Cakupan aspek kerjasama juga cukup luas, mulai dari pelatihan bersama hingga pelatihan. Demikian pula perwira militer Indonesia yang dikirim untuk mengikuti program di Australia berasal dari berbagai tingkatan.
Itu sebabnya pemerintah geram ketika Australia yang sejatinya dianggap sebagai negara sahabat ikut andil dalam melepaskan Timor Timur dari pangkuan Indonesia.
“Persepsi bahwa Timor Timur dipisahkan belum sepenuhnya hilang di tubuh TNI, baik di masa lalu maupun kepemimpinan saat ini. Padahal, perjanjian kerja sama sudah ditandatangani dengan Australia pada 1990-an. Namun, ini tidak bisa menghentikan Timor Timur untuk lepas dari Indonesia,” kata Evan.
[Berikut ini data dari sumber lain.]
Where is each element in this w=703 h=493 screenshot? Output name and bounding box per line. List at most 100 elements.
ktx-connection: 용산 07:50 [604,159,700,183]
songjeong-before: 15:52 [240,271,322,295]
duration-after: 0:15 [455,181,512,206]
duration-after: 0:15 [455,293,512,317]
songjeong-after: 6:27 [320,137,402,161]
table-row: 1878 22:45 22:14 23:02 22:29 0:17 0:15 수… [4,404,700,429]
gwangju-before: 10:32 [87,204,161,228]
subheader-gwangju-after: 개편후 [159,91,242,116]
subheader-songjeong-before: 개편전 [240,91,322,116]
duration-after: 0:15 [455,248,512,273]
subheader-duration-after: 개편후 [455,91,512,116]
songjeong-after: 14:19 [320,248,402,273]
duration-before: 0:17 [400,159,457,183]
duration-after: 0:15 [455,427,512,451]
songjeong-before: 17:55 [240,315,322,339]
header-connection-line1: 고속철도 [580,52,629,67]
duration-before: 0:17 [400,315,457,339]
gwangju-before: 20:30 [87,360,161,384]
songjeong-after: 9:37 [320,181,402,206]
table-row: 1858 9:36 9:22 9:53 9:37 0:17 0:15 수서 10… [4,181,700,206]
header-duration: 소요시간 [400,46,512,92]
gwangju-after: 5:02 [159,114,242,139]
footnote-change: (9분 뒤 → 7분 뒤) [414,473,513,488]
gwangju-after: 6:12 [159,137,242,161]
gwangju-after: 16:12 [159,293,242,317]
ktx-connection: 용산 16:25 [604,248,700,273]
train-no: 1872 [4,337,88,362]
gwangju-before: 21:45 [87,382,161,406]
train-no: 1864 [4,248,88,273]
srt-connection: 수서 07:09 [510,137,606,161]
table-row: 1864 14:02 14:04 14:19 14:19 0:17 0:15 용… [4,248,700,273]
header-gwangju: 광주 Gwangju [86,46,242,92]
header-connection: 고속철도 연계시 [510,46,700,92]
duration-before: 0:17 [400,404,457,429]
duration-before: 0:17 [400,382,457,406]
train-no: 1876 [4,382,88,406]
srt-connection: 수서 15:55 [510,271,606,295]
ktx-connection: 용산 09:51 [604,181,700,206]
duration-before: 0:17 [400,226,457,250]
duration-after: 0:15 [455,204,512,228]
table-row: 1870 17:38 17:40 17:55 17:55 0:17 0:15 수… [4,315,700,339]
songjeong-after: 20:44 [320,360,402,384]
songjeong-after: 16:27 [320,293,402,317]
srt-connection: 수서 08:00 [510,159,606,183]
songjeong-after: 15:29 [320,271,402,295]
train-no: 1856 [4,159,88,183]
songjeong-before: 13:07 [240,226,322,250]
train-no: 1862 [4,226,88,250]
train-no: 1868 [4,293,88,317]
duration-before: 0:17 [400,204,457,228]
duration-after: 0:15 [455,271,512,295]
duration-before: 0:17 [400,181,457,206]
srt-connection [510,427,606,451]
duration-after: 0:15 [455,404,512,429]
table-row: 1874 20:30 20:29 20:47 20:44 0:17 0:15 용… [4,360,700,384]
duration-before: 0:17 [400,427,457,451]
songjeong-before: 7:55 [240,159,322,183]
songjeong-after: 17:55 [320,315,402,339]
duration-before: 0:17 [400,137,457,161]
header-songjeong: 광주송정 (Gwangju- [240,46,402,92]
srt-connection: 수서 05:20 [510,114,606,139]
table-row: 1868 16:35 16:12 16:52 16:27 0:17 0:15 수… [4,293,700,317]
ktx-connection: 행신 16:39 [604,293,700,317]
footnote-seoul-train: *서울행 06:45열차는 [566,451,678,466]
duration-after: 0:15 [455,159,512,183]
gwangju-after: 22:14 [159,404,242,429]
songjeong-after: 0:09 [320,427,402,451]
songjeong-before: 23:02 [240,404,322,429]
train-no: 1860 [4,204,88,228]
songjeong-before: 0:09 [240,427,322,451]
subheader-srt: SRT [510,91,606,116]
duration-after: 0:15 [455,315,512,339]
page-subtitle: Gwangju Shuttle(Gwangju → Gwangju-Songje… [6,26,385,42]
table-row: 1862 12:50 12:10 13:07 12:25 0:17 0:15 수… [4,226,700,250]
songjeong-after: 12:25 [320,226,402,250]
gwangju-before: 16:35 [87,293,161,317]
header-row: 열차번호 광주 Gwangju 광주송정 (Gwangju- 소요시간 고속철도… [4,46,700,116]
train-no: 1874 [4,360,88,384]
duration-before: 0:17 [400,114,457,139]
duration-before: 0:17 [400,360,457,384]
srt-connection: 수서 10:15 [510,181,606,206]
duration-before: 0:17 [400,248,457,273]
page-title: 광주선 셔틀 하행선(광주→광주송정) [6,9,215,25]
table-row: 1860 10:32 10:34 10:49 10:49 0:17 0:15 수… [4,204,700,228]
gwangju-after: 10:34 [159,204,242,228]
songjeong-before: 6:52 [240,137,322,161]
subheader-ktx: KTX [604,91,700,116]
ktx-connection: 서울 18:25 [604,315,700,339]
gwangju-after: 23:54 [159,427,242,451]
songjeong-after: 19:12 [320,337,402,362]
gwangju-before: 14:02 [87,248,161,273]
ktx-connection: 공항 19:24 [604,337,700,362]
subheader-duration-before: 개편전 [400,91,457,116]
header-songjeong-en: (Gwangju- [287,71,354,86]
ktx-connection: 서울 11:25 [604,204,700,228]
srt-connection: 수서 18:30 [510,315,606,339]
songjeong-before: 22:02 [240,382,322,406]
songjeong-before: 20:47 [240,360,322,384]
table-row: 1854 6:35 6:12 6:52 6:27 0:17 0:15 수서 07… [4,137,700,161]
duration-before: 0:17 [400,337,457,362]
Meski sempat muncul krisis, faktanya kedua negara tetap berkomitmen untuk menjaga hubungan baik dalam jangka panjang. Hal ini menjadi bukti bahwa hubungan kedua negara sudah matang.
Harapannya kembali tinggi, agar kedua negara meningkatkan kerjasamanya. Salah satu bidang potensial yang dinilai belum digarap secara optimal adalah perdagangan.
Karena itu, salah satu agenda Jokowi dan Kepala BKPM Thomas Lembong dalam kunjungan kerja ke Australia yang sempat ditunda pada November 2016 adalah mendorong terwujudnya kerja sama ekonomi atau yang biasa dikenal dengan CEPA. Peningkatan kerjasama di bidang ekonomi merupakan realisasi dari keinginan kedua pemimpin yang ingin berbagi kesejahteraan bagi rakyat kedua negara. (BACA: Indonesia-Australia Sepakat Bahas Kerja Sama Ekonomi Komprehensif)
“Ini juga yang mendorong Pak Jokowi mengundang Perdana Menteri Turnbull untuk berkunjung ke pasar Tanah Abang dan beliau juga merupakan pemimpin negara pertama yang diundang ke sana,” kata Evan.
Sementara untuk kerja sama pertahanan dan keamanan, pria yang bekerja di CSIS selama 7 tahun ini menyarankan agar pemerintah bergabung pihak yang berkepentingan tidak seperti TNI dan ADF. Dua aktor yang diusulkan Evan untuk ditambahkan dalam kerja sama pertahanan dan keamanan adalah Polri dan Bakamla.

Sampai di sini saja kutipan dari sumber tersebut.